Golgi Receptors: The next mechanoreceptor type is the Golgi Receptor. Golgi Receptors monitor and respond to sustained tension levels in a muscle. Engaging these receptors involves activities like sustained eccentric contractions, PNF contract/relax methods, robust movements, or continuous work in a muscle group across consecutive postures in our yoga class. Our work earlier in the training that dealt with abdominal retraction in table is a great example of this work on the mat— sustained isometric or eccentric work that requires deep inner awareness over a longer period of time. It’s not just about burn, its about focus and feeling. Schleipe amusingly describes the Golgi Gal receptors as follows, "Golgi receptor likes it if she can be muscularly active, and she likes strong work. When she is addressed that way, she relaxes and moves freely.”

For many of us this is a preferred type of movement, easy to incorporate into our practice— for others this is unconsciously avoided regularly in our practice. One of the most important aspects of working with sustained holds in your yoga practice is to build the experience up in layers, from the deep core musculature to the more superficial supporters. For example, one of my favorite experiences of deep work on the mat is ‘invisible plank’. The reason the posture is called invisible plank is because the work of plank is meant to be invisible, ie. It is meant to build up so slowly and progressively that you don’t feel the work of plank in any one muscle, but rather feel it globally. This slow progression ensures that student’s are working from their deep core, taking time to establish a foundation before building on it. In this way we not only build more postural support and control, but are able to work even more deeply, and for a longer period, as the posture builds up.

Invisible Plank

Layer 1, table: Begin in table posture, rocking the pelvis anteriorly and posteriorly in order to find what feels like natural. It could be helpful toward with the ‘low back cat’ posture, drawing the abdominals in and up from the front, and then gradually extending the low back to a neutral position. Take a small counter pose in bhaktasana, bending wrists inwards.

Layer 2: Table + Deep Core: From this active table posture, un-weight the right knee, and feel the response that occurs in your core, as well as in the remaining hands and knee that are on the floor, repeat with other knee. Phase two, un-weight the knee and glide the leg back, feeling the response that should naturally occur in the core as well as shoulders. Repeat on other side. Take a counter pose to bhaktasana, then come up to sitting on knees and draw the arms behind you for a chest expander.

Layer 3: Invisible Plank: From table, un-weight right knee and glide back. Tuck the toes of the right leg underneath, and un-weight the left knee— feel the work exponentially increase in this moment. From that moment, sustain the deep core work and glide the left leg back to meet the right in plank. Note the global work of this experience of plank. Take time to counter pose and repeat on the other side.

Interstitial Receptors: Lastly, the most subtle yet abundant type of mechanoreceptor is the interstitial receptor. Connected to the autonomic nervous system, these receptors respond to pressure, shear motion, pain, temperature, tension, and stress—unconscious processes like digestion.
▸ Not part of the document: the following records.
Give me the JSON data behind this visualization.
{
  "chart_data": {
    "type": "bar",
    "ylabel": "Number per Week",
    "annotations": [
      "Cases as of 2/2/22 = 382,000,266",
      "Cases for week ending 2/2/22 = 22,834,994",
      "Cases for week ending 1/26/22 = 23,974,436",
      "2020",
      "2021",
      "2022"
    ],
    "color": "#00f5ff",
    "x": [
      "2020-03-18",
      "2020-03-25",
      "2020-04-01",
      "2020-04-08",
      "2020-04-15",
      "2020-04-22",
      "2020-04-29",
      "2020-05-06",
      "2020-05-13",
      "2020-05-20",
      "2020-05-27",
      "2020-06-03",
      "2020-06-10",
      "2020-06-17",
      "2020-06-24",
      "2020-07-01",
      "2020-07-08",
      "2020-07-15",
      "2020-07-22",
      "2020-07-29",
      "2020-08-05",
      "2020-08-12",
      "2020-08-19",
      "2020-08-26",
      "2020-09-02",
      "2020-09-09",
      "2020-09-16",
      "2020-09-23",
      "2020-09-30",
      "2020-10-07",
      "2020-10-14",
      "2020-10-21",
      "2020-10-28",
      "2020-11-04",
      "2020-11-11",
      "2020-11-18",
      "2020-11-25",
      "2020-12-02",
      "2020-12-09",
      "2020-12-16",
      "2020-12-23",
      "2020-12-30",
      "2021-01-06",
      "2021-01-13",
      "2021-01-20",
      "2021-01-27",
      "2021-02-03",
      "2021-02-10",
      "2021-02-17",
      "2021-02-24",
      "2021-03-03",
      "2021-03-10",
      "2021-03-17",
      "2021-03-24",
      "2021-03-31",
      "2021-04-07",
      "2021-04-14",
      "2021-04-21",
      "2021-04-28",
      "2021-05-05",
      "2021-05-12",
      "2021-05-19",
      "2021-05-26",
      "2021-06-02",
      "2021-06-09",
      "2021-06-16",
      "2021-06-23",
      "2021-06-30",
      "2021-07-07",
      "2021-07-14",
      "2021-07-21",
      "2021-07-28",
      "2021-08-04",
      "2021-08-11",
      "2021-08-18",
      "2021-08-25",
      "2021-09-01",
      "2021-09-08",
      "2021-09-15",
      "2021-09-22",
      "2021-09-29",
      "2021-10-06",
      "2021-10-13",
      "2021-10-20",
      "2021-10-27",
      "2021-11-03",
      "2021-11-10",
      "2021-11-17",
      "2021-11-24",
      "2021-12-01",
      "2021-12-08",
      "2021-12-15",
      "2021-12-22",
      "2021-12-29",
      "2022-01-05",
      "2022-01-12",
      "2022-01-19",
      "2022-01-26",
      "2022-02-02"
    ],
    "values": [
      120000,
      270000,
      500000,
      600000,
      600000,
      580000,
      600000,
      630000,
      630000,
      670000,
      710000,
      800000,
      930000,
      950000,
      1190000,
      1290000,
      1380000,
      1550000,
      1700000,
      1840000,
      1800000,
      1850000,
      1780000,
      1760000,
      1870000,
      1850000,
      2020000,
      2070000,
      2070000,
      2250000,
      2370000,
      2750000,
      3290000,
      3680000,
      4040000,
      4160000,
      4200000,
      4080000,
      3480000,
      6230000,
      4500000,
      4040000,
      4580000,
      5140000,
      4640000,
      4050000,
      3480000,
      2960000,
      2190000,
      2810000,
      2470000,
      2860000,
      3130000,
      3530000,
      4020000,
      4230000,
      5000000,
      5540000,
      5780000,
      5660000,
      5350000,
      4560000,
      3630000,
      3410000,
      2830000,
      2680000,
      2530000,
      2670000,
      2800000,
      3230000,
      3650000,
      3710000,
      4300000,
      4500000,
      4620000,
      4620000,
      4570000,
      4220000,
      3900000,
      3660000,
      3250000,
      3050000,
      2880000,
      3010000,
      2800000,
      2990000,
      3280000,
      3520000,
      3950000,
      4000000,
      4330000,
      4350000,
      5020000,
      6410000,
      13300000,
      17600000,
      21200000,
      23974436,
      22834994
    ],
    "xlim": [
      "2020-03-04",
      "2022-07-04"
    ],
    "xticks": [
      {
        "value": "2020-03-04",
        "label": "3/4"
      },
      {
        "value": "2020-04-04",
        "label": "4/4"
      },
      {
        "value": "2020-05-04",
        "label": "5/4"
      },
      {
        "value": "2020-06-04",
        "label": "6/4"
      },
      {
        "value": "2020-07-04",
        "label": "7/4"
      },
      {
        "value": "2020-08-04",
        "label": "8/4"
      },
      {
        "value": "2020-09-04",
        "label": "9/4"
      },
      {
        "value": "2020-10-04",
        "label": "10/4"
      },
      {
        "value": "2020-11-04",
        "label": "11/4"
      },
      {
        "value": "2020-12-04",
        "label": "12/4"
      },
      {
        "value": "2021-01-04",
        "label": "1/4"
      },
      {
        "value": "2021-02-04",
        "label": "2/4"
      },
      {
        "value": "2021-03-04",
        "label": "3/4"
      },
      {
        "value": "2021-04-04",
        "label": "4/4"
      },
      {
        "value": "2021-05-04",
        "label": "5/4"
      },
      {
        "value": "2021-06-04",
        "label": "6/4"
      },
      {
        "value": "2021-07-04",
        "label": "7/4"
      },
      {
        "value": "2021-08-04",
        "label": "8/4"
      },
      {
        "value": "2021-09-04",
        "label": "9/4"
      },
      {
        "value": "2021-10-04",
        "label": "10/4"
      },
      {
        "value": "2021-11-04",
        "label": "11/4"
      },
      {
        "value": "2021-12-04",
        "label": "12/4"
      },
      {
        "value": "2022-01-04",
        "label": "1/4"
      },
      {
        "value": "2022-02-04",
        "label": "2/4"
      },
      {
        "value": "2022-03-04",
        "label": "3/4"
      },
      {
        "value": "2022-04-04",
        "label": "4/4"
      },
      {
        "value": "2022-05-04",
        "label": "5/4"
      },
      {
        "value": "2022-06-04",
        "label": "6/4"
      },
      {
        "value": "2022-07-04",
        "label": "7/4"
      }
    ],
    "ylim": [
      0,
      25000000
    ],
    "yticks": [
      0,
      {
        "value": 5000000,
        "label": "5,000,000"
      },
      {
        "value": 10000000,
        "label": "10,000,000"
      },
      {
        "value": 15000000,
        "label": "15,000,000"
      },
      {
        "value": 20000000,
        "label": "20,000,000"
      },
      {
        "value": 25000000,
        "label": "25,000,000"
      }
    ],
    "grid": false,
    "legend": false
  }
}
Their response is influenced by the overall quality of our movement and how we move over time. Cultivating this aspect involves smooth and conscious movement throughout all activities, be it within or between movements. Practices like intern-surfing, allowing the feeling of movement to guide us, enhance this quality. Notably, these receptors favor varied, fluid, and graceful movements, as seen in practices like vinyasa flow. Schleipe highlights the significance of interstitial receptors, noting, "However, the power of the three brothers is well-matched – or even surpassed – by that of their numerous little sisters – the interstitial receptors. Some of these tiny nerve endings can have witch-like properties, evoking both temporary and long-term pain sensitization processes in their neighborhood. Others can have angel-like healing properties, if addressed in the right manner."